The finalists are based on three different mathematical approaches. The ones that NIST’s announcement calls the “most promising general-purpose algorithms” use lattices and depend on the difficulty of finding one element or vector in this lattice. There are three different encryption schemes (CRYSTALS-KYBER, NTRU, and SABER) and two different signature algorithms (CRYSTALS-DILITHIUM and FALCON).

NIST also chose an older signature approach developed by Robert McEliece in 1978. It relies on the difficulty of finding the right solution to a general error-correcting code. These mathematical constructions are normally used in data storage and transmission to recover from errors, but McEliece found a way to change their construction so recovering from the error was hard for everyone but the people who held the right secret key. The last finalist is known as a Rainbow code and it constructs polynomials built out of many variables that are hard for an attacker to solve.
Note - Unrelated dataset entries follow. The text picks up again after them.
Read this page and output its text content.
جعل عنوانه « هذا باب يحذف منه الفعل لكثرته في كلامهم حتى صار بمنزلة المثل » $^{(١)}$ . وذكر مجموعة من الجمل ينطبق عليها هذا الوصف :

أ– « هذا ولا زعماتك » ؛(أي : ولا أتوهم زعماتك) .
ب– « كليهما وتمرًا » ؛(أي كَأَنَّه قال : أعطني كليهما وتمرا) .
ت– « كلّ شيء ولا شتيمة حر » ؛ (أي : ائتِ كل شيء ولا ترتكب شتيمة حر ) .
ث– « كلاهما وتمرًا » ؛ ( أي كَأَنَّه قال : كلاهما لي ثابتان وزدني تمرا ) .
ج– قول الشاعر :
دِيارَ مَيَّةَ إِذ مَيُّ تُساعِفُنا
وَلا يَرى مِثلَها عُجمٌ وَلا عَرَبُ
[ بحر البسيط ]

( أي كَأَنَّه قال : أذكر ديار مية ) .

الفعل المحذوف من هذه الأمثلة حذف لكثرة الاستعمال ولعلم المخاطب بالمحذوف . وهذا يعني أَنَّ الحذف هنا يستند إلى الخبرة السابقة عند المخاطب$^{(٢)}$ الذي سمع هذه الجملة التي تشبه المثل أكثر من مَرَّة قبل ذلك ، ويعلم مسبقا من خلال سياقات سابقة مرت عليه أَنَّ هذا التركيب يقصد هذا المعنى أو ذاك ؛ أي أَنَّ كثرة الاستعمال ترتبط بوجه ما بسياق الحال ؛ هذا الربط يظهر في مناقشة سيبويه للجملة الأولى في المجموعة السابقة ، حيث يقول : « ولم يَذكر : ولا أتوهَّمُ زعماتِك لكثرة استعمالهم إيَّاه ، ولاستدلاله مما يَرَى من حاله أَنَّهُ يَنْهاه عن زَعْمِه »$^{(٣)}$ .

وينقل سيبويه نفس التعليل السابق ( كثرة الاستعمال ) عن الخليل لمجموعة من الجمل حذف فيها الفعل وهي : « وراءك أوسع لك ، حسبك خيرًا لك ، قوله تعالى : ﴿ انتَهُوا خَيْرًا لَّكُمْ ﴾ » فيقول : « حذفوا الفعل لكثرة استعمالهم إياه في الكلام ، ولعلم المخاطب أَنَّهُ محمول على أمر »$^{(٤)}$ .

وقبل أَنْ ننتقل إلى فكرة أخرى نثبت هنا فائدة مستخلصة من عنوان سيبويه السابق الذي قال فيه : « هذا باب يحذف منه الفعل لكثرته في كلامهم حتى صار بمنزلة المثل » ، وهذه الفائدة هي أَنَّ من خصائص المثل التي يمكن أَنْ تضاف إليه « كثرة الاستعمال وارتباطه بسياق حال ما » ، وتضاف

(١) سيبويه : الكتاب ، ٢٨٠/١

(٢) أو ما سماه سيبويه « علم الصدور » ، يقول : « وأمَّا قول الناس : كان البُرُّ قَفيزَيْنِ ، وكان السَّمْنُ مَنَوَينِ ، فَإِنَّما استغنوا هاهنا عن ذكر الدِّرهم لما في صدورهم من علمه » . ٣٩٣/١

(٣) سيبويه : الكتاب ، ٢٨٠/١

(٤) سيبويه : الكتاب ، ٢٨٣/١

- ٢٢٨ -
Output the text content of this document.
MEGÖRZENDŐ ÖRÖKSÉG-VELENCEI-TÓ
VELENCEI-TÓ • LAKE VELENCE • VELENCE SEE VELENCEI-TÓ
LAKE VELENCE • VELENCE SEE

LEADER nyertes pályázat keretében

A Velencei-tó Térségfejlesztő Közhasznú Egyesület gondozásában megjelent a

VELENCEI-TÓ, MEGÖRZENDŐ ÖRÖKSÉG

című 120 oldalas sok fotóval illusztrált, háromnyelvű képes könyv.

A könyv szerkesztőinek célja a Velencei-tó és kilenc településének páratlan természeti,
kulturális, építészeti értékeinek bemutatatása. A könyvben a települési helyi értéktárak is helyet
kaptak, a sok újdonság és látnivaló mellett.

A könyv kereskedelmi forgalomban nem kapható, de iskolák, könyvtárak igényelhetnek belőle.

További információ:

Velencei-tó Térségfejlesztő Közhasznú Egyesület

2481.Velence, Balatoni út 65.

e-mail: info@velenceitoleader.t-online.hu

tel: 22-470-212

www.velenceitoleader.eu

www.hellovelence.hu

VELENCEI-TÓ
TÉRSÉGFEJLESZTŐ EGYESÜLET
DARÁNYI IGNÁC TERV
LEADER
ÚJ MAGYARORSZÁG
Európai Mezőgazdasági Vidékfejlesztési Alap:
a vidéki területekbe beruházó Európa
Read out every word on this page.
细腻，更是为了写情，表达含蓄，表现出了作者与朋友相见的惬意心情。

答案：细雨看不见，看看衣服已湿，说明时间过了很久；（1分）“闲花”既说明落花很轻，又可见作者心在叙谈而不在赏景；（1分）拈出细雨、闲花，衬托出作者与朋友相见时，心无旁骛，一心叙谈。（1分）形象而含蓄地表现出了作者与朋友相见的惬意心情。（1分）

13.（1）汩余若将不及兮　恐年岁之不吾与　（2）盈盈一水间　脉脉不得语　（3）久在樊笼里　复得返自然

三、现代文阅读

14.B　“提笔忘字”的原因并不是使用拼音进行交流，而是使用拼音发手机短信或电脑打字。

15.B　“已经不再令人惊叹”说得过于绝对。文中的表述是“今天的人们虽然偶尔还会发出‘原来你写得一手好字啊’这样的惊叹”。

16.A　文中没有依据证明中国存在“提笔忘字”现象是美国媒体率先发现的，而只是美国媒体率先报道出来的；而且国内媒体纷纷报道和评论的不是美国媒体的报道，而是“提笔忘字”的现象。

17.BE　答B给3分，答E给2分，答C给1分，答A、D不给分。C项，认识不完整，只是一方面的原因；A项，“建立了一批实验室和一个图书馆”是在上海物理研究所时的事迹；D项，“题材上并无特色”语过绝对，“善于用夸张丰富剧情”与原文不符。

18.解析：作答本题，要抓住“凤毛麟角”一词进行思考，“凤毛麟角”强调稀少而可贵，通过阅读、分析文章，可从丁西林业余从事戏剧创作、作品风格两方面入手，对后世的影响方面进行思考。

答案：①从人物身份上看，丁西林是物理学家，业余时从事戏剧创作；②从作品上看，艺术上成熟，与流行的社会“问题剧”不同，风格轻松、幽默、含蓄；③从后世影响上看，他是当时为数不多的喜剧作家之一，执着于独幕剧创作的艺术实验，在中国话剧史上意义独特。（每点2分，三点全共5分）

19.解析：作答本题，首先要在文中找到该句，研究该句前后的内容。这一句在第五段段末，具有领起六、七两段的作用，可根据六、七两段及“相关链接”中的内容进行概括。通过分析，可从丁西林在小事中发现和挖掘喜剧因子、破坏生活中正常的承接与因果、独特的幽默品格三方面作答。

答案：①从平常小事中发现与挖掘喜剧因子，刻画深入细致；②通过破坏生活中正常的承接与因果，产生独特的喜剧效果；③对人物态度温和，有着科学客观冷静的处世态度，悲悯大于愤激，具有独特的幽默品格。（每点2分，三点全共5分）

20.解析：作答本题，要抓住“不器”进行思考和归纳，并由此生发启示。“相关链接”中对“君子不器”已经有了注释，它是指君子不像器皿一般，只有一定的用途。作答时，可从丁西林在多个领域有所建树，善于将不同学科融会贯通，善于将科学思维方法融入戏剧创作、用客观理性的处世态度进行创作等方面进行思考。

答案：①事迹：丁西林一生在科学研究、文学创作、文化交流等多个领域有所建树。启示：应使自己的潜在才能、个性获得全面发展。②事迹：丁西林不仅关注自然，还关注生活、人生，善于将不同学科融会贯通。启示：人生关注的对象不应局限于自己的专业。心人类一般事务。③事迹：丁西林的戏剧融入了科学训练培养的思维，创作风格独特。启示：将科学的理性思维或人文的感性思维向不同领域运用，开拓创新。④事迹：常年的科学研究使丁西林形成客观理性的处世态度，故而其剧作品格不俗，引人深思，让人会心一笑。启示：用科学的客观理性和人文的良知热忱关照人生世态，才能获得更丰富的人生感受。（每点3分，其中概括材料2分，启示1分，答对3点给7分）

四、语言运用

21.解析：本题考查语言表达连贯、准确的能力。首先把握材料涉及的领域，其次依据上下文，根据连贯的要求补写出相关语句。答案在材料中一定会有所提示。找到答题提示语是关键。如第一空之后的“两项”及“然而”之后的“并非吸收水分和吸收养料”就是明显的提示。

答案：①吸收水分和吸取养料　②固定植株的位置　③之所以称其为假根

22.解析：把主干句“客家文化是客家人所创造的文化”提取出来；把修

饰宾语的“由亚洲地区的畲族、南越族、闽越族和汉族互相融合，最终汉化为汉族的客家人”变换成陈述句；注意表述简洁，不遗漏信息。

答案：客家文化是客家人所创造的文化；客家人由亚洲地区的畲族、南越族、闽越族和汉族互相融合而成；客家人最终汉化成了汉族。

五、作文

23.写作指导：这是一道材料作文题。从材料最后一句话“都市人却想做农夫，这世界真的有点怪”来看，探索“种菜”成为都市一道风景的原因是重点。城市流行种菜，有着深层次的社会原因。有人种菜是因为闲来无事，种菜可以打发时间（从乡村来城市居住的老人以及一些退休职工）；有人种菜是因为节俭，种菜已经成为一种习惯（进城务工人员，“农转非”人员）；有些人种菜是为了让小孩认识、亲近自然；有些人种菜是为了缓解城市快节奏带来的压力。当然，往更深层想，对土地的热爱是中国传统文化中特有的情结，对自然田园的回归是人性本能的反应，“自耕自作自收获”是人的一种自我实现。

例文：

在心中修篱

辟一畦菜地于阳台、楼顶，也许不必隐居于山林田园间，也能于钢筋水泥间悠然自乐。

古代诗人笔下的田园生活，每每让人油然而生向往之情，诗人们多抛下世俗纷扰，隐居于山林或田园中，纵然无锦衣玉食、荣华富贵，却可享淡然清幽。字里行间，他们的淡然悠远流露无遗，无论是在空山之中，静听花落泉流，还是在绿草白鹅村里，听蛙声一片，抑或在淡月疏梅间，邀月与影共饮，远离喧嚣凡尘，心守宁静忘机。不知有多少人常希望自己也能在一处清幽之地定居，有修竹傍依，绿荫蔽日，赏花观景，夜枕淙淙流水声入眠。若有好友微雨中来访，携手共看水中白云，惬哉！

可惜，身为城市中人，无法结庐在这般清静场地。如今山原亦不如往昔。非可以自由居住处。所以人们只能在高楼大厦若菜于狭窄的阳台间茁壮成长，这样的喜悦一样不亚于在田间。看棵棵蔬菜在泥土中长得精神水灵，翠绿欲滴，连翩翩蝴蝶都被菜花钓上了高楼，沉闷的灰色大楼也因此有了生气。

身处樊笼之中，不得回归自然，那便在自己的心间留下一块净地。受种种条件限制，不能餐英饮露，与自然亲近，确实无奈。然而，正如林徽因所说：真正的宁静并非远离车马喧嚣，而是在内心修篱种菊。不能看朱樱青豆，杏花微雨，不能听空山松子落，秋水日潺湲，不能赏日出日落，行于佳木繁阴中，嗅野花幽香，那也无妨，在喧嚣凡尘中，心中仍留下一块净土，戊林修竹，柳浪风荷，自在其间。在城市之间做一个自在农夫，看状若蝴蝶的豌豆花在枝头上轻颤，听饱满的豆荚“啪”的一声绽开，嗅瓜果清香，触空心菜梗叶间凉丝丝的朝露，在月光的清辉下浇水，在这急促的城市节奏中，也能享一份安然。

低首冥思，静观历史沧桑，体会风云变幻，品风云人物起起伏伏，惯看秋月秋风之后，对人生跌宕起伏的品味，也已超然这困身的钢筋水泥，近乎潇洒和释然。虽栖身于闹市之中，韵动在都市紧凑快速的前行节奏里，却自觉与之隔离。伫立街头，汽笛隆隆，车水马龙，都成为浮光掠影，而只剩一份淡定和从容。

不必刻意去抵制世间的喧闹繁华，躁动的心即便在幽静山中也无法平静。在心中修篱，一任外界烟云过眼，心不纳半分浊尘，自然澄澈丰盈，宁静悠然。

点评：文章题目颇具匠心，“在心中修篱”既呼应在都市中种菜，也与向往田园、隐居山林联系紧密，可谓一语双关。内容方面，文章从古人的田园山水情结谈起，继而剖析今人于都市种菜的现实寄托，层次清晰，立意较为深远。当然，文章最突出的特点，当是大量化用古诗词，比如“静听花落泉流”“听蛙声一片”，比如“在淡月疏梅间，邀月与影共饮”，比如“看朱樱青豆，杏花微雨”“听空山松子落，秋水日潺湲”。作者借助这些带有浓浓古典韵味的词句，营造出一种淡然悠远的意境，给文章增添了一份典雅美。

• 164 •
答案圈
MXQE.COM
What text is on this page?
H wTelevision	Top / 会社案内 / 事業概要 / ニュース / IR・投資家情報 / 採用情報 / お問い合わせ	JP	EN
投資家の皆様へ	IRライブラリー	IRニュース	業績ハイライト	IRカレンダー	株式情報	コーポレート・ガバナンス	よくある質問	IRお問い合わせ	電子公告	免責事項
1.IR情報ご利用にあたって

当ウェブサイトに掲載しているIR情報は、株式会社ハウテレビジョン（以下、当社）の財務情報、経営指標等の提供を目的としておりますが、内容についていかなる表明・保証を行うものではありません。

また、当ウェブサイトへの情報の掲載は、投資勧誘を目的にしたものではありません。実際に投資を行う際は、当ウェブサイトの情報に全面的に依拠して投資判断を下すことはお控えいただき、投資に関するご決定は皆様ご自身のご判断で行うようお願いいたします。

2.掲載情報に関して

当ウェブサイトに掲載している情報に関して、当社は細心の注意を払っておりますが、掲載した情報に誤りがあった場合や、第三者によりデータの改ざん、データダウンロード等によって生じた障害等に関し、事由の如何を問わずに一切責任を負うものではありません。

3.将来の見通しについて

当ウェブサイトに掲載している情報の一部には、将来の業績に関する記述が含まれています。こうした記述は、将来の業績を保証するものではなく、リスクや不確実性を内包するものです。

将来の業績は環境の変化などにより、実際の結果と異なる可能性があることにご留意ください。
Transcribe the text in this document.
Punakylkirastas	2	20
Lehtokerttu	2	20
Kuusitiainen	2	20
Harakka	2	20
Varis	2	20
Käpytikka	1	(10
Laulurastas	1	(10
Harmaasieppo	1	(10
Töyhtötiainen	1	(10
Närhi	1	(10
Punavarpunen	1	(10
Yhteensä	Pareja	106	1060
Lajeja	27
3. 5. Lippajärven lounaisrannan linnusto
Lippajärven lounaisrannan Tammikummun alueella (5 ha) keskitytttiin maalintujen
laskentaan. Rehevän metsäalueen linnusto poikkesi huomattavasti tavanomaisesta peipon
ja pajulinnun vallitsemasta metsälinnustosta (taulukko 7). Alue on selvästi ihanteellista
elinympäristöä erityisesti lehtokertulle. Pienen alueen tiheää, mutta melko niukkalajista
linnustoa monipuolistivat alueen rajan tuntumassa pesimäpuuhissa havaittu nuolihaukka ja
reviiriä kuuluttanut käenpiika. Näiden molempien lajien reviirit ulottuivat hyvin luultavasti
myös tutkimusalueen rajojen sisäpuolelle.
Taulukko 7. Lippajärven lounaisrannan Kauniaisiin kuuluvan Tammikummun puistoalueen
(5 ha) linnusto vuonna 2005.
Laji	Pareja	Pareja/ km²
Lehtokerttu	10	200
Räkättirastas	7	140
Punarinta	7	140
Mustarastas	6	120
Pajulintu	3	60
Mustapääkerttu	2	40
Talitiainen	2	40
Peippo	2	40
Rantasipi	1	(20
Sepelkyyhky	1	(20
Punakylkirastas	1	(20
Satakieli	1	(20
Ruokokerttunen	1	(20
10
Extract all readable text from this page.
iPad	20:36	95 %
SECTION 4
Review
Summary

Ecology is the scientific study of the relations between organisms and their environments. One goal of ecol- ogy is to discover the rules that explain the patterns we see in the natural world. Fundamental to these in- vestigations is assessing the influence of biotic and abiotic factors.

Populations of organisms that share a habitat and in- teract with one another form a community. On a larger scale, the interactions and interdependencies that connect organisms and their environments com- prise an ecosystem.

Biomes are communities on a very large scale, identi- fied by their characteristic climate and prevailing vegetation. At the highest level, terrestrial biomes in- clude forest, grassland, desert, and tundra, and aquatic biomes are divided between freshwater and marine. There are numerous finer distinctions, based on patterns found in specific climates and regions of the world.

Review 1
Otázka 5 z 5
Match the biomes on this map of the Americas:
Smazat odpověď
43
Several alternates were named to encourage more research into their foundations. Some rely on similar mathematical foundations to the finalists, but some use entirely different approaches. The SPHINCS+, for instance, builds signatures out of hashed values.

The new potential replacements for RSA may not be easily swapped with the existing ones. Some are much slower and others may not offer the same options for both generating signatures or encrypting the data. Many depend upon keys that are much larger and much of the active research is devoted to looking for variants that use smaller keys. It’s not uncommon to hear of keys that may be 500 kilobytes or more, substantially larger than many of the current keys that may be just several hundred bytes.

Whitfield Diffie, a cryptographer who helped create public key cryptography, notes that the new proposals could require more computation to set up. “We will probably have to do more caching,” he says. “If post-quantum systems are more computationally expensive than the current ones, you may have to spend a minute of computing to negotiate a key with eBay or Amazon, say, on 2 January, keep it all year, and do authentication classically.”

Current protocols typically negotiate a new key for each interaction. Running computationally more expensive key generation less often may result in the same overall cost of computation, says Diffie, but at the cost of “decreasing forward secrecy and diminishing the evidential value of signatures.”

Martin Hellman, another of the original mathematicians who began exploring public key cryptography in the 1970s, suggests that the world may want to develop new protocols that combine several distinct algorithms. Instead of simply relying on one algorithm to create the random key to encrypt some data, the protocol should run several algorithms and combine the keys from all of them into one key (perhaps via XOR or possibly with a more elaborate one-way function).

Hellman has been thinking about how to survive the collapse of an algorithm for more than a decade. Adding this kind of long-term security would prevent the potential panic that might result if a solid attack appears very suddenly.

But even if the catastrophic breaks don’t come, he points out that even the smaller increments built from the evolution of algorithms for factoring (or other attacks) can add up. A good plan for catastrophic collapse could also help defend against the slow increase in power that evolves over the years. 

“Some data that is secret today should still be secret 50 to100 years from now.” Hellman says. “So, an advance that far in the future would have dangerous implications for data protected today.”